With the first notes of fall drifting into the air, and August fading into September, attention turns this week to the South Korean capital of Seoul, where Frieze has reopened the newest iteration of its art fair franchise. Now in its second year, the fair, led by Frieze Seoul Director Patrick Lee, features over 120 galleries, with a strong focus on Asia alongside a range of galleries from countries around the globe, as well as its signature program of screenings, talks and other projects.
The opening hours of the fair were bustling as expected, with collectors swarming the fair aisles to peruse works and make initial offers, or just to check on the purchases already locked down in the run-up to the fair. Continuing its offering of works from Asia and abroad, the fair was also home to its signature offering of bue-chip international heavyweights like Gagosian, who was showing work by Thomas Houseago, Jonas Wood, and many more, while at Paula Cooper, one could peruse works from Tauba Auerbach, Liz Glynn, and many more. LA’s Night Gallery was also on hand, presenting a range of works by artist Andrea Marie Breiling that offered a decidedly more nuanced and focused booth. Pace, another gallery that has courted the Korean market aggressively, was also on hand with a diverse offering culled from its artist roster, including new plate paintings by Julian Schnabel and new paintings by Yoshitomo Nara, among many other works. David Zwirner was also on hand, presenting a booth that prominently featured paintings by artist Katherine Bernhardt, colorful, cartoonish compositions that added a note of levity to the proceedings.

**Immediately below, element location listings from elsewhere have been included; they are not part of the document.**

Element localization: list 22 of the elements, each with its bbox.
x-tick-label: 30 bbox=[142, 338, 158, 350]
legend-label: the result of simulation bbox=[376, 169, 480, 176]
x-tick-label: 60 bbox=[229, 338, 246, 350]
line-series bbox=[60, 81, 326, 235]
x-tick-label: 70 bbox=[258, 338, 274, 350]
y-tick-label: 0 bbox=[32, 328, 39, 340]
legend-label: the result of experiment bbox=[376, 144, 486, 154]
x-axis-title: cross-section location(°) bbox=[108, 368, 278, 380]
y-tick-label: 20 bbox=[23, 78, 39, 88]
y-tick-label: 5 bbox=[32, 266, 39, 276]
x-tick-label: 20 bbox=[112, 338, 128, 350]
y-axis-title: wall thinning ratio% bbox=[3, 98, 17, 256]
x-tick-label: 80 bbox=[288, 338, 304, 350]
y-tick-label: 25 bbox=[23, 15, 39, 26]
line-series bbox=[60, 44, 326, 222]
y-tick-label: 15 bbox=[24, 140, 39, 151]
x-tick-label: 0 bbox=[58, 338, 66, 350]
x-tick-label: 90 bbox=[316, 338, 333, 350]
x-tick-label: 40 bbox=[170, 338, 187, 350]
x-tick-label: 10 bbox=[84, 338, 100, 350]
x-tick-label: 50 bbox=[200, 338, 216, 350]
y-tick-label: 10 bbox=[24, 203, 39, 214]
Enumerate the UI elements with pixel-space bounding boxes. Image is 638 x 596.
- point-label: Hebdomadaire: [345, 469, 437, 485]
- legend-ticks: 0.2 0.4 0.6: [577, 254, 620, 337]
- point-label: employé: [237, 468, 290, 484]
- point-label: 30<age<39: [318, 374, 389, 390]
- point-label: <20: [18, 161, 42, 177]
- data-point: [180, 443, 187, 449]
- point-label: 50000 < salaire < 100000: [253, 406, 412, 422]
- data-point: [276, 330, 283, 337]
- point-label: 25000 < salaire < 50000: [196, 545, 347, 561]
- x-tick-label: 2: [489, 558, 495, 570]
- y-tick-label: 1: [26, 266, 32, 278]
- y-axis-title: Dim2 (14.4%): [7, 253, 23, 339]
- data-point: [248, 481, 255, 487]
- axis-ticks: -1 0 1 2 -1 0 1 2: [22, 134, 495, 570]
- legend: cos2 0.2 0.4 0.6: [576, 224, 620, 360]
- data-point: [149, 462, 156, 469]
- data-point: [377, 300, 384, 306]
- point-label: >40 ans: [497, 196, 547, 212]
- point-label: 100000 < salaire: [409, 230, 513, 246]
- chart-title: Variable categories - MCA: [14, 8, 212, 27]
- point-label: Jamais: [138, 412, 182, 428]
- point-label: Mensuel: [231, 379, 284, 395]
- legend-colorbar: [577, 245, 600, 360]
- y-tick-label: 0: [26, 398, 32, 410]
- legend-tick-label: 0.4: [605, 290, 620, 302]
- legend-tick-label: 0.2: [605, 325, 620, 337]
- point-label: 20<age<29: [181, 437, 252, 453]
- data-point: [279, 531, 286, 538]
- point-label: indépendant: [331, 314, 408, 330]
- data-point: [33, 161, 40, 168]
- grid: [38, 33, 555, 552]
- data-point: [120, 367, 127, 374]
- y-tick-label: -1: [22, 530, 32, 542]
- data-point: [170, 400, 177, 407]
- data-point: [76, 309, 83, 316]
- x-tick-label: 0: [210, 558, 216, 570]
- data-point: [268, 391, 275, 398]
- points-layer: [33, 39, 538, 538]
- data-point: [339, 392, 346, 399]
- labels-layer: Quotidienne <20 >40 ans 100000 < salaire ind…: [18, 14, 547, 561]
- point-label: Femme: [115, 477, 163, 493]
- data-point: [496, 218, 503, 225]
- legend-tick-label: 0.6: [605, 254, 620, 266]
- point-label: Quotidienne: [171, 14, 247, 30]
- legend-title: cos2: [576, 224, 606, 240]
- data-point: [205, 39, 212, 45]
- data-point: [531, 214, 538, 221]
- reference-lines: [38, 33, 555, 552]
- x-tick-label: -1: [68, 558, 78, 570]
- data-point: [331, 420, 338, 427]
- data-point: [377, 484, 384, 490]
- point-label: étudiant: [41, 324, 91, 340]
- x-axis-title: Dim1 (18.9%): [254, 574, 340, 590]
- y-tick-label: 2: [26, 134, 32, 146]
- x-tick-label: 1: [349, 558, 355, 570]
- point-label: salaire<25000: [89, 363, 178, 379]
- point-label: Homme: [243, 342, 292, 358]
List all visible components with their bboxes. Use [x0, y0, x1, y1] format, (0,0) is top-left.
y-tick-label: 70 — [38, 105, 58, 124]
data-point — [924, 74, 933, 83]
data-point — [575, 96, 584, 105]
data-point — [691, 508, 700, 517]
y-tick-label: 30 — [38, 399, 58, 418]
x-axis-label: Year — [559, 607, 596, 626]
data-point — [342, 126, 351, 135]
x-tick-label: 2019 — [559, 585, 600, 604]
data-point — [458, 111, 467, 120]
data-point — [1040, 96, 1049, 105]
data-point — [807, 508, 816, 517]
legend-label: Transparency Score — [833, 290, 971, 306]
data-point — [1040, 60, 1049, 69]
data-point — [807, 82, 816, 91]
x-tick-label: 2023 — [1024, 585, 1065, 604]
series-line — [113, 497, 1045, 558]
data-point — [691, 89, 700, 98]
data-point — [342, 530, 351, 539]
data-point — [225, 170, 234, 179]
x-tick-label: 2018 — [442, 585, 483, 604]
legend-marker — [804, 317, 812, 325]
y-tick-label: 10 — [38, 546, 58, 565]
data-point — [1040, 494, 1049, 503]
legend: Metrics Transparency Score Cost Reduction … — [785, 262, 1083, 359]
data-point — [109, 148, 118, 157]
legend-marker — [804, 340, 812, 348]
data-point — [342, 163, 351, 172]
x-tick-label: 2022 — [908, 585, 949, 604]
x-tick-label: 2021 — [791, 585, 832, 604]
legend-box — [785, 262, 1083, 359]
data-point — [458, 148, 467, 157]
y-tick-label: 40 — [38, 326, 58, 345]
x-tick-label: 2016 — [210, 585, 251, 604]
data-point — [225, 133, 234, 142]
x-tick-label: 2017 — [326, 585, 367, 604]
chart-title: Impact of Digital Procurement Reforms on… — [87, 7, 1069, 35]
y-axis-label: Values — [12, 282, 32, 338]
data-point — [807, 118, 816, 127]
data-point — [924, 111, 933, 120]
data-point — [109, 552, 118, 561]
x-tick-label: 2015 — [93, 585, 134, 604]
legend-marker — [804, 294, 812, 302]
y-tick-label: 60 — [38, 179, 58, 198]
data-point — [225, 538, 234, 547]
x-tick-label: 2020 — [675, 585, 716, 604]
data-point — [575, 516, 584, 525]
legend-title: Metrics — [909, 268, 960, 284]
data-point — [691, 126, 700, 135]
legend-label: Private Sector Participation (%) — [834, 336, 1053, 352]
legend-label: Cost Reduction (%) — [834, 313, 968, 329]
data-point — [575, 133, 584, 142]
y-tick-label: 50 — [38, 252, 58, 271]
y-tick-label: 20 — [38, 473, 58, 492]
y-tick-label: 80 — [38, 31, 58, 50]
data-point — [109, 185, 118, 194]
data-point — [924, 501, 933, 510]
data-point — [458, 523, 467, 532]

South Korean galleries and those from the broader Asian continent also made a prominent statement this year. There was a striking booth from Gallery Baton, which featured pieces by Kim Bohie, Jimok Choi and more, while at Galleria Continua, Anish Kapoor was showing some of his mirrored voids, a staple of any global art fair. Another highlight came from Woosun, where a series of meticulously shaded works on paper by Choi Byung-So were countered by a dark paintjob and moody lighting.
Marking a continued engagement with the ever-changing landscape of contemporary art, and a focus on growing alongside its changing boundaries and audiences, Frieze Seoul marks a powerful next step for the fair franchise. It closes September 9th.